O caso horrível dos trabalhadores resgatados em Bento Gonçalves criou uma injusta onda de generalização, de boicotes, de falsas acusações e de preconceito contra o povo da Serra gaúcha e uma das suas principais indústrias: a vitivinícola. Há muita gente leviana que tenta sinalizar virtude e reparar uma injustiça cometendo outras injustiças. Assim que o caso veio a público na semana passada, começou um festival de comentários cretinos e infundados que passaram de qualquer limite do bom senso e da checagem de fatos.
Primeiramente, acusaram “a mídia” gaúcha de omitir o nome das vinícolas que haviam contratado a empresa terceirizada, porque se tratavam de “grandes anunciantes”. Mentira: logo nas primeiras matérias publicadas, lá estavam a Aurora, a Garibaldi e a Salton sendo cobradas de imediato por sua negligência. Depois, começou a pior parte: a generalização de que “todo sulista(sic) é nazista e fascista” e que, por causa disso, “há muitos casos de trabalho escravo no RS”.
Esse tipo de comentário é o que há de pior no esgoto da internet. Segue a lógica absurda de dissipar mentiras, pregar o ódio e o cancelamento sem muito critério, por puro despeito, desinformação e cegueira ideológica. Prejudica principalmente quem nada tem a ver com o caso apenas por “aproximação”. Iniciaram-se campanhas contra o vinho nacional, contra o turismo na Serra gaúcha e contra o povo gaúcho como se todas as pessoas que aqui trabalham e vivem honestamente fossem escravocratas.

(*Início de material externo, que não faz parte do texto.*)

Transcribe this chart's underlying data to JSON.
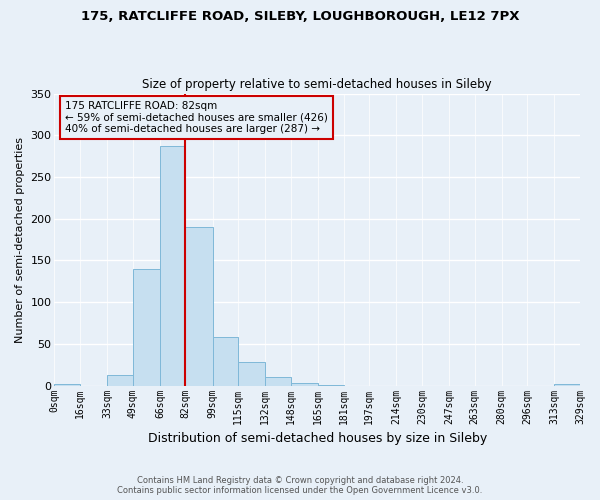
{
  "title1": "175, RATCLIFFE ROAD, SILEBY, LOUGHBOROUGH, LE12 7PX",
  "title2": "Size of property relative to semi-detached houses in Sileby",
  "xlabel": "Distribution of semi-detached houses by size in Sileby",
  "ylabel": "Number of semi-detached properties",
  "bin_edges": [
    0,
    16,
    33,
    49,
    66,
    82,
    99,
    115,
    132,
    148,
    165,
    181,
    197,
    214,
    230,
    247,
    263,
    280,
    296,
    313,
    329
  ],
  "bin_heights": [
    2,
    0,
    13,
    140,
    287,
    190,
    58,
    28,
    10,
    3,
    1,
    0,
    0,
    0,
    0,
    0,
    0,
    0,
    0,
    2
  ],
  "bar_color": "#c6dff0",
  "bar_edge_color": "#7fb8d8",
  "vline_x": 82,
  "vline_color": "#cc0000",
  "annotation_title": "175 RATCLIFFE ROAD: 82sqm",
  "annotation_line1": "← 59% of semi-detached houses are smaller (426)",
  "annotation_line2": "40% of semi-detached houses are larger (287) →",
  "annotation_box_edge": "#cc0000",
  "tick_labels": [
    "0sqm",
    "16sqm",
    "33sqm",
    "49sqm",
    "66sqm",
    "82sqm",
    "99sqm",
    "115sqm",
    "132sqm",
    "148sqm",
    "165sqm",
    "181sqm",
    "197sqm",
    "214sqm",
    "230sqm",
    "247sqm",
    "263sqm",
    "280sqm",
    "296sqm",
    "313sqm",
    "329sqm"
  ],
  "ylim": [
    0,
    350
  ],
  "yticks": [
    0,
    50,
    100,
    150,
    200,
    250,
    300,
    350
  ],
  "footer1": "Contains HM Land Registry data © Crown copyright and database right 2024.",
  "footer2": "Contains public sector information licensed under the Open Government Licence v3.0.",
  "bg_color": "#e8f0f8",
  "grid_color": "#ffffff"
}
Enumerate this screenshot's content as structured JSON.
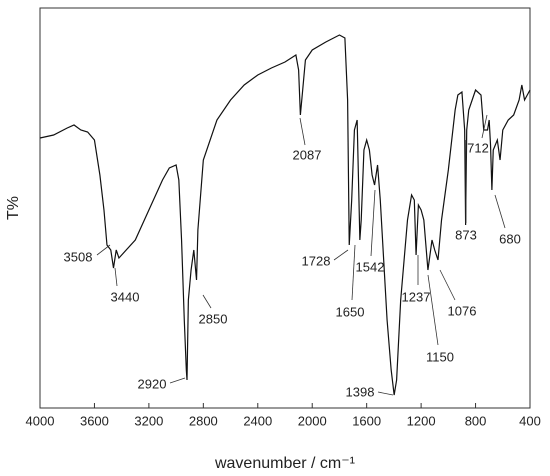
{
  "chart_data": {
    "type": "line",
    "xlabel": "wavenumber / cm⁻¹",
    "ylabel": "T%",
    "xlim": [
      4000,
      400
    ],
    "ylim": [
      0,
      100
    ],
    "xticks": [
      4000,
      3600,
      3200,
      2800,
      2400,
      2000,
      1600,
      1200,
      800,
      400
    ],
    "series": [
      {
        "color": "#111111",
        "x": [
          4000,
          3900,
          3800,
          3750,
          3700,
          3650,
          3600,
          3560,
          3530,
          3508,
          3480,
          3460,
          3440,
          3420,
          3400,
          3300,
          3200,
          3100,
          3050,
          3000,
          2980,
          2960,
          2940,
          2925,
          2920,
          2910,
          2890,
          2870,
          2850,
          2840,
          2800,
          2700,
          2600,
          2500,
          2400,
          2300,
          2200,
          2120,
          2100,
          2087,
          2070,
          2050,
          2000,
          1900,
          1800,
          1760,
          1740,
          1728,
          1710,
          1690,
          1670,
          1650,
          1640,
          1620,
          1600,
          1580,
          1560,
          1542,
          1520,
          1500,
          1450,
          1420,
          1398,
          1380,
          1350,
          1300,
          1270,
          1250,
          1237,
          1220,
          1200,
          1180,
          1150,
          1120,
          1100,
          1076,
          1050,
          1000,
          950,
          930,
          900,
          880,
          873,
          865,
          850,
          800,
          760,
          740,
          712,
          700,
          690,
          680,
          670,
          640,
          620,
          600,
          560,
          520,
          480,
          460,
          440,
          400
        ],
        "values": [
          67.5,
          68.25,
          70,
          70.75,
          69.5,
          69,
          67,
          58.25,
          49.5,
          40.75,
          39.5,
          35,
          39.5,
          37.5,
          38.25,
          42,
          49.5,
          57,
          60,
          60.75,
          57,
          42,
          22,
          9.5,
          7,
          27,
          34.5,
          39.5,
          32,
          44.5,
          62,
          72,
          77,
          80.75,
          83.25,
          85,
          86.5,
          88.25,
          84.5,
          73.25,
          79.5,
          87,
          89.5,
          91.5,
          93.25,
          92.5,
          77,
          40.75,
          52,
          69.5,
          72,
          42,
          47,
          64.5,
          67,
          64.5,
          58.25,
          55.75,
          60.75,
          52,
          22,
          9.5,
          3.25,
          7,
          27,
          47,
          53.25,
          52,
          38.25,
          50.75,
          49.5,
          47,
          34.5,
          42,
          39.5,
          37,
          47,
          59.5,
          74.5,
          78.25,
          79,
          69.5,
          45.75,
          69.5,
          74.5,
          79.5,
          78.25,
          69.5,
          69.5,
          72,
          65.75,
          54.5,
          64.5,
          67,
          62,
          69.5,
          72,
          73.25,
          77,
          80.75,
          77,
          79.5
        ]
      }
    ],
    "annotations": [
      "3508",
      "3440",
      "2920",
      "2850",
      "2087",
      "1728",
      "1650",
      "1542",
      "1398",
      "1237",
      "1150",
      "1076",
      "873",
      "712",
      "680"
    ]
  }
}
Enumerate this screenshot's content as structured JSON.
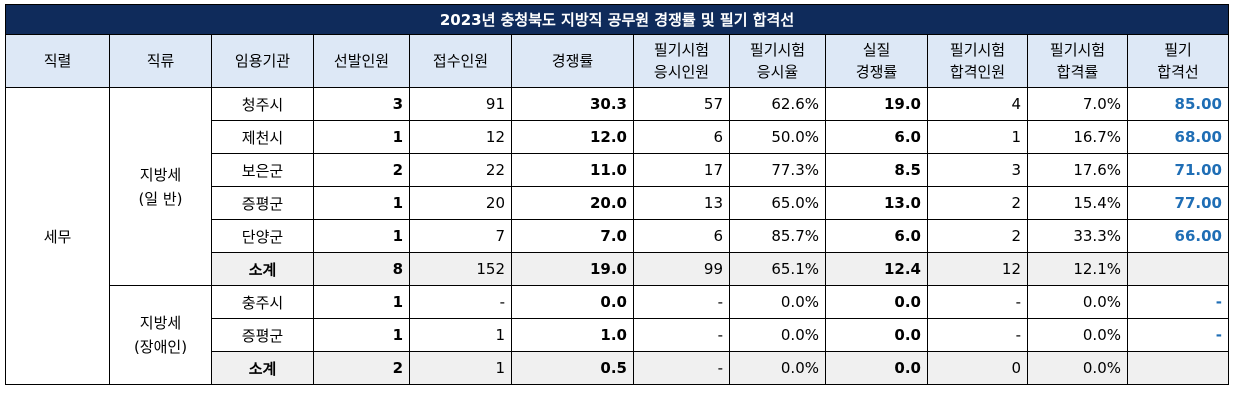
{
  "title": "2023년 충청북도 지방직 공무원 경쟁률 및 필기 합격선",
  "headers": {
    "h1": "직렬",
    "h2": "직류",
    "h3": "임용기관",
    "h4": "선발인원",
    "h5": "접수인원",
    "h6": "경쟁률",
    "h7a": "필기시험",
    "h7b": "응시인원",
    "h8a": "필기시험",
    "h8b": "응시율",
    "h9a": "실질",
    "h9b": "경쟁률",
    "h10a": "필기시험",
    "h10b": "합격인원",
    "h11a": "필기시험",
    "h11b": "합격률",
    "h12a": "필기",
    "h12b": "합격선"
  },
  "jiklyeol": "세무",
  "groups": [
    {
      "jikryu_line1": "지방세",
      "jikryu_line2": "(일 반)",
      "rows": [
        {
          "agency": "청주시",
          "select": "3",
          "apply": "91",
          "ratio": "30.3",
          "test": "57",
          "test_rate": "62.6%",
          "real_ratio": "19.0",
          "pass": "4",
          "pass_rate": "7.0%",
          "cutoff": "85.00"
        },
        {
          "agency": "제천시",
          "select": "1",
          "apply": "12",
          "ratio": "12.0",
          "test": "6",
          "test_rate": "50.0%",
          "real_ratio": "6.0",
          "pass": "1",
          "pass_rate": "16.7%",
          "cutoff": "68.00"
        },
        {
          "agency": "보은군",
          "select": "2",
          "apply": "22",
          "ratio": "11.0",
          "test": "17",
          "test_rate": "77.3%",
          "real_ratio": "8.5",
          "pass": "3",
          "pass_rate": "17.6%",
          "cutoff": "71.00"
        },
        {
          "agency": "증평군",
          "select": "1",
          "apply": "20",
          "ratio": "20.0",
          "test": "13",
          "test_rate": "65.0%",
          "real_ratio": "13.0",
          "pass": "2",
          "pass_rate": "15.4%",
          "cutoff": "77.00"
        },
        {
          "agency": "단양군",
          "select": "1",
          "apply": "7",
          "ratio": "7.0",
          "test": "6",
          "test_rate": "85.7%",
          "real_ratio": "6.0",
          "pass": "2",
          "pass_rate": "33.3%",
          "cutoff": "66.00"
        }
      ],
      "subtotal": {
        "agency": "소계",
        "select": "8",
        "apply": "152",
        "ratio": "19.0",
        "test": "99",
        "test_rate": "65.1%",
        "real_ratio": "12.4",
        "pass": "12",
        "pass_rate": "12.1%",
        "cutoff": ""
      }
    },
    {
      "jikryu_line1": "지방세",
      "jikryu_line2": "(장애인)",
      "rows": [
        {
          "agency": "충주시",
          "select": "1",
          "apply": "-",
          "ratio": "0.0",
          "test": "-",
          "test_rate": "0.0%",
          "real_ratio": "0.0",
          "pass": "-",
          "pass_rate": "0.0%",
          "cutoff": "-"
        },
        {
          "agency": "증평군",
          "select": "1",
          "apply": "1",
          "ratio": "1.0",
          "test": "-",
          "test_rate": "0.0%",
          "real_ratio": "0.0",
          "pass": "-",
          "pass_rate": "0.0%",
          "cutoff": "-"
        }
      ],
      "subtotal": {
        "agency": "소계",
        "select": "2",
        "apply": "1",
        "ratio": "0.5",
        "test": "-",
        "test_rate": "0.0%",
        "real_ratio": "0.0",
        "pass": "0",
        "pass_rate": "0.0%",
        "cutoff": ""
      }
    }
  ]
}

O mais irônico é que a empresa terceirizada que maltratou e torturou esses trabalhadores pertencia não a um “sulista”, mas a um nordestino, o empresário baiano Pedro Augusto de Oliveira Santana. Qualquer pessoa provida de um mínimo de raciocínio lógico pode imaginar que “empresários” como o tal Pedro Augusto não fornecem mão de obra barata apenas para a safra de uva aqui no Sul: certamente há muitos agenciadores gananciosos que lucram conforme a sazonalidade da agricultura no Brasil inteiro.
Esses caras se aproveitam da pobreza e da humildade, e certamente do desespero, de muitos jovens e adultos nordestinos com promessas de salários relativamente altos para um mês de trabalho. Na verdade, criam armadilhas para endividá-los – como a tal caderneta do armazém, obrigando-os a pagar preços absurdos por alimentos e produtos de higiene –, além de colocá-los em alojamentos insalubres. Por sua vez, as empresas contratantes, desde que consigam mão de obra “barata”, dificilmente vão querer investigar o que há por trás deste “barato”, num misto de ganância e burrice.
Aposto que se houvesse fiscalização decente e competente em outras regiões do país se descobririam vários casos horríveis de condições análogas à escravidão em fazendas de café, cacau, cana-de-açúcar, seja no Sudeste, no Centro-Oeste e no Nordeste. Infelizmente, a ganância e a negligência não conhecem fronteiras neste país, mas devemos evitar que se comentam injustiças por mera leviandade.